Trying to decide between buying new car and buying used can be difficult. I bought my first — and probably last — new car a little over two and a half years ago. I paid around $22,000 for my 2008 Mazdaspeed 3 in the fall of 2007. At the time I was living in a neighborhood where my car was stolen twice in less than three years, so I threw in a LoJack security system. Because the new car has a turbo, and I’ve often been warned about the expense of replacing them, I bought an extended warranty as well. My grand total after taxes, tag, title, gap insurance and everything else was $27,870.
Now comes the painful part. If I sold my car today to a private party today, Kelley Blue Book tells me I could expect to get, at the most, $17,705 for it. That’s over $10,000 total I’ve lost on my car already, and trust me, that’s a painful amount. For you math lovers out there, that averages out to about $300 per month that I’ve essentially traded for the privilege of driving a clean, fast new car with all the latest safety features and no repair hassles to worry about.

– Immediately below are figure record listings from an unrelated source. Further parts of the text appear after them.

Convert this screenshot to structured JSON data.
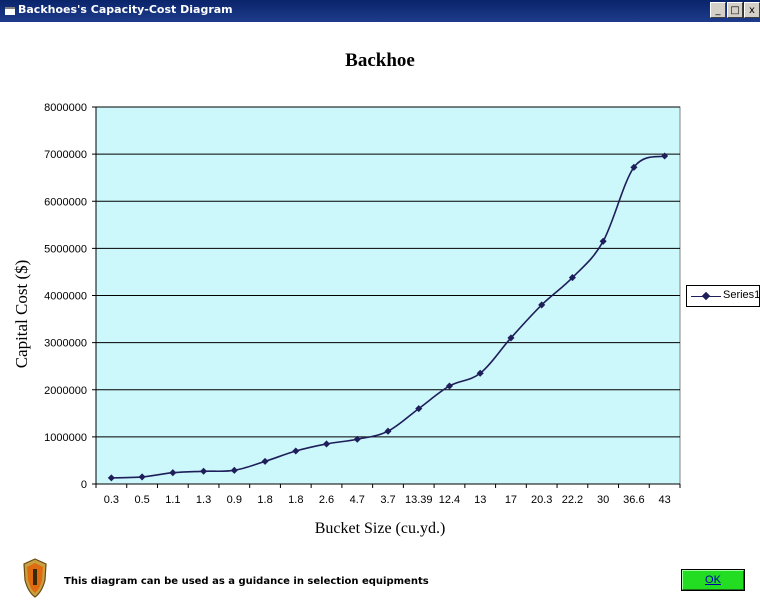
{
  "window": {
    "title": "Backhoes's Capacity-Cost Diagram",
    "buttons": {
      "minimize": "_",
      "maximize": "□",
      "close": "x"
    }
  },
  "chart_data": {
    "type": "line",
    "title": "Backhoe",
    "xlabel": "Bucket Size (cu.yd.)",
    "ylabel": "Capital Cost ($)",
    "categories": [
      "0.3",
      "0.5",
      "1.1",
      "1.3",
      "0.9",
      "1.8",
      "1.8",
      "2.6",
      "4.7",
      "3.7",
      "13.39",
      "12.4",
      "13",
      "17",
      "20.3",
      "22.2",
      "30",
      "36.6",
      "43"
    ],
    "series": [
      {
        "name": "Series1",
        "values": [
          130000,
          150000,
          240000,
          270000,
          290000,
          480000,
          700000,
          850000,
          950000,
          1120000,
          1600000,
          2080000,
          2350000,
          3100000,
          3800000,
          4380000,
          5150000,
          6720000,
          6960000
        ]
      }
    ],
    "ylim": [
      0,
      8000000
    ],
    "yticks": [
      "0",
      "1000000",
      "2000000",
      "3000000",
      "4000000",
      "5000000",
      "6000000",
      "7000000",
      "8000000"
    ],
    "grid": true,
    "legend": "right",
    "colors": {
      "plot_background": "#ccf7fb",
      "line": "#1e1e5a",
      "grid": "#000000"
    }
  },
  "footer": {
    "message": "This diagram can be used as a guidance in selection equipments",
    "ok_label": "OK"
  }
}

As I’ve mentioned before on this blog, we’re now a one-car family, which makes vehicle reliability VERY important to us, but even considering the trouble-free life of the car so far and the fun I’ve had driving it, I don’t know if I’d buy a new car again. The numbers are just stunning when you think about them. Kelley Blue Book says that the average new car loses 65 percent of its value to depreciation after four years. I mean, imagine if a Realtor was showing you a house in Florida in 2006 and because he was both clairvoyant and unusually honest, he told you that without a shadow of a doubt, the house you were looking at would lose 65 percent of its value in four years. You’d get the heck out of there and go rent, right? And yet many people make this same decision with cars every few years.
The alternative tactic I’ll probably take next time is buying a used car of a reliable make and model. There are just very few downsides to buying your transportation this way. For one thing, our resident rate guru Greg McBride says used car loans aren’t any harder to get than your average new car loan. Sure, you’ll pay a few extra points of interest to cover the risk that your used car will break down and become worthless and unable to secure the loan, but he says the amount you’ll pay in extra interest is miniscule compared to the savings you’ll get from some other schmuck taking the depreciation hit for you. You won’t get the latest sheet metal or technology, but are those kind of creature comforts worth hundreds of dollars a month in burned up wealth? It depends on your situation, I guess, but for me, the answer is probably no.
Are you a new-car buyer or a used-car buyer?